Looking towards COP28, we would like to see three things come out of it. First, a concrete action plan to halt investments in new fossil-powered energy and a fast phase-out of existing fossil powered energy sources. Second, an agreement on loss and damage. There is no doubt that the broadest shoulders should carry the heaviest loads, especially with the West having monetised public goods for private gain for centuries, so we need to have an agreement on loss and damage. That can only happen if the Global North agrees to pay up. Third, a profound revision of global capital markets and systems. We need to put a price on environmental externalities and pollution, so it becomes harder to finance polluting projects.
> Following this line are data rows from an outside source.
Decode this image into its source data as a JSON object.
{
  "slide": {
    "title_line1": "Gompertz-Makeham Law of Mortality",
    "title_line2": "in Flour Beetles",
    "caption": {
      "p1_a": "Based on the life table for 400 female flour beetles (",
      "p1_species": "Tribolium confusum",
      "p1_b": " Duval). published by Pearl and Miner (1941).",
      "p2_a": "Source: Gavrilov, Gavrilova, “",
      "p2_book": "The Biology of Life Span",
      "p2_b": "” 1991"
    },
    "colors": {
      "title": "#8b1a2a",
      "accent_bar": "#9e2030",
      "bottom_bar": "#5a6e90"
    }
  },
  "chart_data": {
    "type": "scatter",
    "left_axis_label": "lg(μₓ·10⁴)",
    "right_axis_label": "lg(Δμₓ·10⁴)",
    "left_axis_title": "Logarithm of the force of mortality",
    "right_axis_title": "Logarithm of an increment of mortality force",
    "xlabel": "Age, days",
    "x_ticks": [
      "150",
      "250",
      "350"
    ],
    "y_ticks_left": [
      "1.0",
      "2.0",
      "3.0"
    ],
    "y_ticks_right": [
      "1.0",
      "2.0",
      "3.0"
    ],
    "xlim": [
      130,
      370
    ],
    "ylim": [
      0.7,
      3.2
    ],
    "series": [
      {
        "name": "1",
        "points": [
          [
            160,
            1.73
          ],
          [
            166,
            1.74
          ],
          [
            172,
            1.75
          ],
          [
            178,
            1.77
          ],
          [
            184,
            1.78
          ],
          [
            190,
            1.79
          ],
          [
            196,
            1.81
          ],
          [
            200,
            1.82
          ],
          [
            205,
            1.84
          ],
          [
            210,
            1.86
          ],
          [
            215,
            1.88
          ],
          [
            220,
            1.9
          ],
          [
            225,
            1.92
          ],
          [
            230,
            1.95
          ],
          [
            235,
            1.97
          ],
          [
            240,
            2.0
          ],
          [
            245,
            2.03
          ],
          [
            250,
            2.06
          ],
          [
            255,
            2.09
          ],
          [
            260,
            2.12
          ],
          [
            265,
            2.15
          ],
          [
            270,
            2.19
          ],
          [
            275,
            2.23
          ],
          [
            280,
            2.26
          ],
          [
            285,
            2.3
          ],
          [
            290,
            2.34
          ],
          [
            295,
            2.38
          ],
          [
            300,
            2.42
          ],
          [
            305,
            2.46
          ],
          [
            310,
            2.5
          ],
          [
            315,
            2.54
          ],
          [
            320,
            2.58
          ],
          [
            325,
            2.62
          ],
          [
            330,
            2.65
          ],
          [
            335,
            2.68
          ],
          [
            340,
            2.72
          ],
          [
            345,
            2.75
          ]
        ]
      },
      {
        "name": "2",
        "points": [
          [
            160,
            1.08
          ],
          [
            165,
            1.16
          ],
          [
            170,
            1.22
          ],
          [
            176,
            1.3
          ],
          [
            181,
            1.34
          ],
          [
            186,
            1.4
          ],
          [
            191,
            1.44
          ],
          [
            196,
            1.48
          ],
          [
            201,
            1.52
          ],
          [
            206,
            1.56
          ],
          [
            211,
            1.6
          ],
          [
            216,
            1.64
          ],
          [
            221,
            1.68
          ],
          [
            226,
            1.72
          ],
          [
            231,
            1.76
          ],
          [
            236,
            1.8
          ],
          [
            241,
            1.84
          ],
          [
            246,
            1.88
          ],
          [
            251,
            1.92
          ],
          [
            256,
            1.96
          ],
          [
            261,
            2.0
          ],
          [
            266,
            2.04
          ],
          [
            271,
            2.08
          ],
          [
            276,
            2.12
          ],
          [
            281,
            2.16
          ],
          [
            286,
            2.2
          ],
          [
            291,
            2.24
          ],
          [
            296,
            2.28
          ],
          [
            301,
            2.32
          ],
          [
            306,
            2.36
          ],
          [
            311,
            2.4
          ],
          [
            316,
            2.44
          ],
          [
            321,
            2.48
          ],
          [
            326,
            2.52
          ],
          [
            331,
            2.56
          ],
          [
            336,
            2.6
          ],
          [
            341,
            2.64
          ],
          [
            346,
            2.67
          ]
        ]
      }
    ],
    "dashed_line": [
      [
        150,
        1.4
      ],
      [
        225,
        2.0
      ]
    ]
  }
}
This COP will be particularly interesting because it will display the results of the first Global Stocktake and, needless to say, we are on a very bad trajectory. Last Saturday, for the first time in history, the average global temperature rose above +2°C warming. It was barely noticed. Immediate action is needed. This means that the COP28 presidency will have to play a role requiring extreme self-discipline and foresight, because what it must do is akin to the best hamburger shop in town advocating to prohibit the sale of hamburgers and advocating for a law that only allows plant-based hamburgers.
I cannot think of many examples of self-effacing leadership and behavioural scientists as that of Daniel Kahneman who tells us that such self-discipline and foresight is extremely rare and almost inhumane to muster.
This is why we need to create external pressure – and where civil society organisations are key. We also think that sustainable frontrunners, i.e., businesses that are already outperforming today's environmental norms, have a very big role to play. We need to make sure that they speak up and show negotiators that sustainability is a business case. Not only is it a business case that brings us closer to our climate and environmental targets – it is also good business.
At #SustainablePublicAffairs, this is exactly what we do, we are the first-of-its-kind public affairs agency that only works for cases which have a positive impact on the environment. Our mission is to make the performance of sustainable frontrunners the norm by advocating to raise the bar on environmental policy.
We invite the entire professional services industry to play a more positive, conscious role. Currently, most (strategy) consultancies, audit firms, law firms, communication advisors, PR advisors and the likes, put their hearts and minds to work on cases that go against the Paris Agreement. We believe that it is very important that these enabling industries take a stance and choose who they work for: no one should work as a "corporate person" to advance causes that they do not want to see happening as a "private person".
We believe that if sustainable frontrunners and the professional services industry speak up, the COP28 presidency will understand that sustainability is good business – the business of tomorrow. The time for action is now, and we should take as many of the measures needed as soon as possible. We have long passed the luxury of forecasting our way into the future. We need to start backcasting from where we want the world to be in 2050 – and that unfortunately means that we must frontload some of the more painful measures.
We can only do that united.
This article was finalised while COP 28 was still on.